Biorray’s sequencing services using such platforms include:
– Target sequencing: our services include the possibility of designing on-demand panels for client, typically using AmpliSeq™ technology. Also great number of panels are readily available.
– Exome Sequencing: sequencing of all coding regions of the genome. Bioarray’s exome sequencing services are based on the most efficient available capture kits and run on NextSeq 500™.

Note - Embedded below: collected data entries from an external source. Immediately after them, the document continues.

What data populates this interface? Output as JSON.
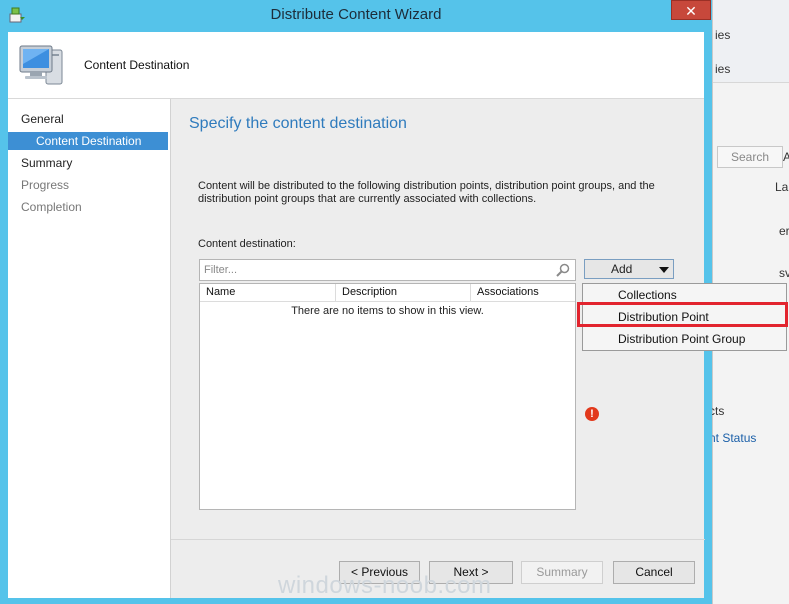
{
  "background_window": {
    "texts": [
      "ies",
      "ies",
      "Search",
      "A",
      "La",
      "er",
      "sv",
      "cts",
      "nt Status"
    ]
  },
  "window": {
    "title": "Distribute Content Wizard",
    "close_label": "✕"
  },
  "header": {
    "label": "Content Destination"
  },
  "nav": {
    "items": [
      {
        "label": "General",
        "state": "normal"
      },
      {
        "label": "Content Destination",
        "state": "selected"
      },
      {
        "label": "Summary",
        "state": "normal"
      },
      {
        "label": "Progress",
        "state": "disabled"
      },
      {
        "label": "Completion",
        "state": "disabled"
      }
    ]
  },
  "main": {
    "title": "Specify the content destination",
    "description": "Content will be distributed to the following distribution points, distribution point groups, and the distribution point groups that are currently associated with collections.",
    "destination_label": "Content destination:",
    "filter_placeholder": "Filter...",
    "columns": [
      "Name",
      "Description",
      "Associations"
    ],
    "empty_message": "There are no items to show in this view.",
    "add_label": "Add",
    "error_symbol": "!"
  },
  "add_menu": {
    "items": [
      "Collections",
      "Distribution Point",
      "Distribution Point Group"
    ],
    "highlighted": "Distribution Point"
  },
  "footer": {
    "previous": "< Previous",
    "next": "Next >",
    "summary": "Summary",
    "cancel": "Cancel"
  },
  "watermark": "windows-noob.com",
  "colors": {
    "frame": "#55c3ea",
    "accent_blue": "#2f7bbd",
    "nav_selected": "#3d8fd4",
    "highlight_red": "#e2242e",
    "error_red": "#e2391c"
  }
}
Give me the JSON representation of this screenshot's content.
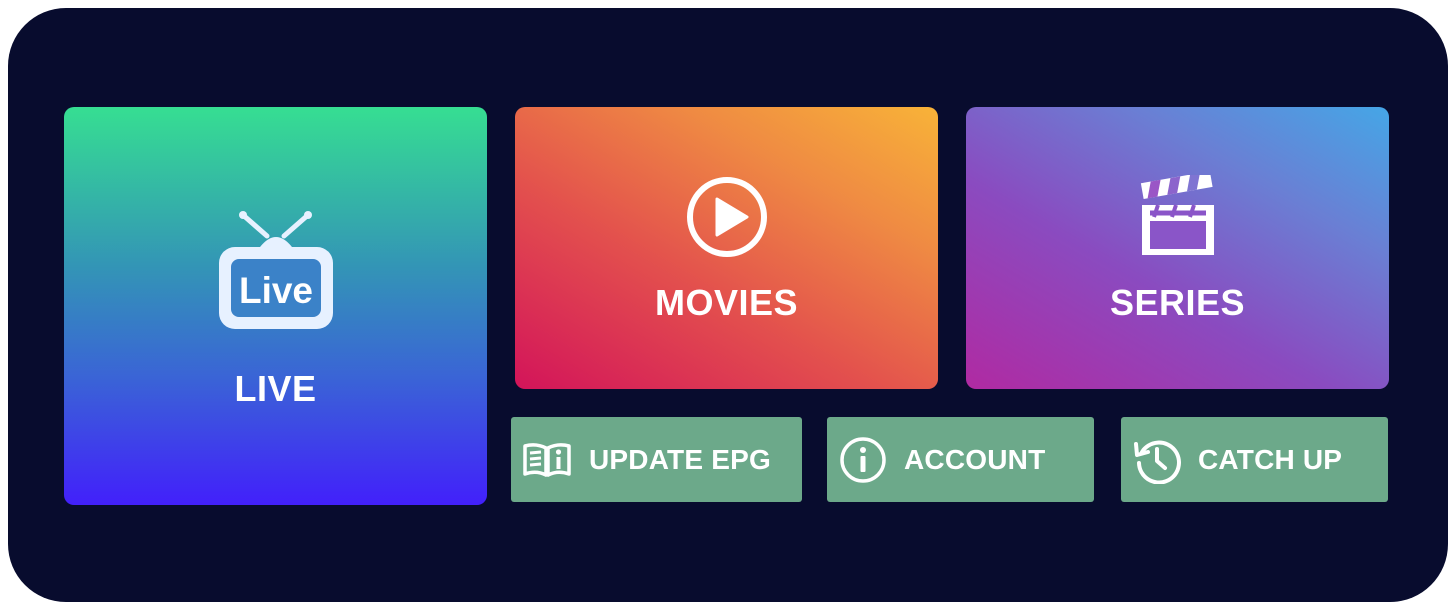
{
  "tiles": {
    "live": {
      "label": "LIVE",
      "badge_text": "Live",
      "icon": "tv-live-icon"
    },
    "movies": {
      "label": "MOVIES",
      "icon": "play-circle-icon"
    },
    "series": {
      "label": "SERIES",
      "icon": "clapperboard-icon"
    }
  },
  "actions": {
    "update_epg": {
      "label": "UPDATE EPG",
      "icon": "book-info-icon"
    },
    "account": {
      "label": "ACCOUNT",
      "icon": "info-circle-icon"
    },
    "catch_up": {
      "label": "CATCH UP",
      "icon": "history-icon"
    }
  },
  "colors": {
    "background": "#080c2e",
    "action_button": "#6ca98a",
    "live_gradient": [
      "#36de92",
      "#4220fb"
    ],
    "movies_gradient": [
      "#d3145a",
      "#f8b338"
    ],
    "series_gradient": [
      "#b02aa2",
      "#45a6e6"
    ]
  }
}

– RNA Sequencing: RNA-seq is a key tool for analysis and research of transcriptome, based on next-generation sequencing of RNA and miRNA. This provides gene expression profiling of analyzed organisms.
– Chip-seq: special technique used for identification of regions of DNA-protein interaction.
– Microbial sequencing: Bioarray offers de novo and reference-guided assembly, as well as multilocus sequence typing (MLST), for identification of microbial strains.
Bioarray also has an ABI-3130™ 4 capillary DNA sequencer. This is used for small scale sequencing services or genotyping.
This technology may present some advantages for particular situations:
- Longer sequencing reads.
- More stability and smaller range of errors.
- Allows validation of NGS results in the clinical context.
Plus capillary sequencing is used for specific methodologies: fragment analysis, QF-PCR assays, paternity testing, informativity testing, etc.